Sinclair defends takeover of Tribune Media in FCC response

Sinclair Broadcast Group Inc. has declined to offer a list of TV stations it plans to sell or is marketing for sale in a response to federal regulators’ request for information about the broadcaster’s proposed $3.9 billion takeover of Tribune Media Co.

But the Hunt Valley-based TV station owner would need to sell licenses in at least two markets under current national TV station ownership limits, the company said in a document filed late Thursday with the Federal Communications Commissions.

The FCC asked Sinclair last month to show how it plans to comply with ownership limits after it buys Tribune. The deal, announced in May, would create the nation’s largest broadcaster, with 233 television stations that reach 72 percent of U.S. households.

Tribune Media was formed in 2014 when Tribune Co., then the parent of The Baltimore Sun, split its broadcasting and publishing divisions into separate, independent companies. The broadcast division became Tribune Media, while the publishing division, including The Sun, became Tribune Publishing, renamed tronc Inc. last year.

In its response, Sinclair said it has not identified specific sales. But it hired TV station broker Moelis &Company in July to help it identify potential buyers.

“Moelis has contacted a substantial number of potential buyers, consisting of both broadcasters and financial investor/management teams, many of which have signed non-disclosure agreements,” Sinclair said in its filing. “The outcomes of negotiations with potential buyers could impact the license divestitures Sinclair would make.”

The U.S. Department of Justice also is reviewing the proposed deal and is expected to complete that by the end of the year.
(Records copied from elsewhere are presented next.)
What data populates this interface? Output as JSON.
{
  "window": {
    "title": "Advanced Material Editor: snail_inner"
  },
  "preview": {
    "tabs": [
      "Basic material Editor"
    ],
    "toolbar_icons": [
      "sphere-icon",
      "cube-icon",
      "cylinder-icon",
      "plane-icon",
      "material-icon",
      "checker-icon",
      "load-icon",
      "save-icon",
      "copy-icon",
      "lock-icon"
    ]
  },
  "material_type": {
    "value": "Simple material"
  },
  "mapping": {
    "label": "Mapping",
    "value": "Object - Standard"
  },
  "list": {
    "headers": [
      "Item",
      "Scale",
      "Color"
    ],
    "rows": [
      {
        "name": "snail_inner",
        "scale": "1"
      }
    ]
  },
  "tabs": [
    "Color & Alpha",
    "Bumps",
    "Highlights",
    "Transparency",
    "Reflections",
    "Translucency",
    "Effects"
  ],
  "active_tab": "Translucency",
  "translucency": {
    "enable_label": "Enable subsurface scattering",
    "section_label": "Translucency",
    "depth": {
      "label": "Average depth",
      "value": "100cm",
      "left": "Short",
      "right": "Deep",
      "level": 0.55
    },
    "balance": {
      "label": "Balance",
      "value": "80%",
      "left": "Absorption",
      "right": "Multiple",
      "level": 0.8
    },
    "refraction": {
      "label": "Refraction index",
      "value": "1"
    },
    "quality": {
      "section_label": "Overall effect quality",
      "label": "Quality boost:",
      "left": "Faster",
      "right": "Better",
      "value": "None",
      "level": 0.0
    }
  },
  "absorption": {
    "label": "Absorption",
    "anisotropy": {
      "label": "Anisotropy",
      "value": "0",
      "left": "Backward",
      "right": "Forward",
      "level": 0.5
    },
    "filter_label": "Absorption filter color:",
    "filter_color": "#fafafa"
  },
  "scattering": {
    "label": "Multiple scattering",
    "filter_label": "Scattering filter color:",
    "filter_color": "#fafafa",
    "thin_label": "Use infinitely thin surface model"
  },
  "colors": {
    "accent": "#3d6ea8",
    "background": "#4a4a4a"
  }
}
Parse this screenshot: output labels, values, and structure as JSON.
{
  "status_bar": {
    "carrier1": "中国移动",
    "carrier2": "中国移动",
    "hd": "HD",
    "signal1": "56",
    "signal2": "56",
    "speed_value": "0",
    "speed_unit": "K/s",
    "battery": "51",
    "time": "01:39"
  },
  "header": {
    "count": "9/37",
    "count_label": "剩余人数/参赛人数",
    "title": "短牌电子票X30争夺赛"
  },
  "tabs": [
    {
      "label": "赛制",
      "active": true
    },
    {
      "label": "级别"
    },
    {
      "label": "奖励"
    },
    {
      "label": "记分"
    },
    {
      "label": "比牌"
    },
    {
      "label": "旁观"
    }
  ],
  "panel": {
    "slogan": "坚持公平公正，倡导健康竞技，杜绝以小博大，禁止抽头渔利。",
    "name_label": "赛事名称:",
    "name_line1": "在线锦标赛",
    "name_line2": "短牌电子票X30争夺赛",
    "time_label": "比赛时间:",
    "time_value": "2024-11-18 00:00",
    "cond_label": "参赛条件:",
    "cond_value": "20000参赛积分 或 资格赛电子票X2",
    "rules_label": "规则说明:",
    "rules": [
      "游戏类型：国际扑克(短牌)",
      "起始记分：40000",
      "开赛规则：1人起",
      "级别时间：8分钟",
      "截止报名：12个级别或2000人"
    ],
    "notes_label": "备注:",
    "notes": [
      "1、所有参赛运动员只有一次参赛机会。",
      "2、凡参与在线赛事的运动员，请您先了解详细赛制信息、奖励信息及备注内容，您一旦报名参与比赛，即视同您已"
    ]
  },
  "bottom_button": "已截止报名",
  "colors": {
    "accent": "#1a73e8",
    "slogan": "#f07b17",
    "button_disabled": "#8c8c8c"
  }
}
Because the Justice Department could require specific divestitures of TV stations, it’s premature for Sinclair to finalize divestiture plans before then, the company said.

Approval of the acquisition has appeared likely because the FCC recently relaxed rules for broadcast station ownership. The proposal has generated opposition from groups such as Dish Network LLC, the American Cable Association, Free Press, Public Knowledge and Common Cause. Opponents say the deal will hurt media competition and consumers.

Sinclair has said the scale and efficiencies that will come from the merger will ensure the future of free over-the-air-televison.

Sinclair’s response Thursday also addressed the FCC’s request for more detail on how the merged company would improve service to the public. Sinclair said it would make a multimillion-dollar investment in the newly acquired Tribune stations, allowing for more hours of local news programming.

The company said it invested almost $40 million in stations it acquired from Fisher Communications Inc. and Allbritton Communications, purchasing new computers and laptops, trucks and other news vehicles, camera equipment, video-encoders, weather systems and other news studio and production equipment.

“The economies of scale Sinclair enjoys allow it to make improvements that smaller-station group owners cannot afford,” Sinclair said.

It also plans to produce more original content shows, share programs, add reporters to local political beats and beef up its investigative teams and online presence, the filing said. It pointed out that in San Antonio, where Sinclair owns two stations in a single market, the broadcaster has created two different newscasts using one newsroom and boosted ratings at each of the stations.

Sinclair grew out of WBFF Fox 45 in Baltimore.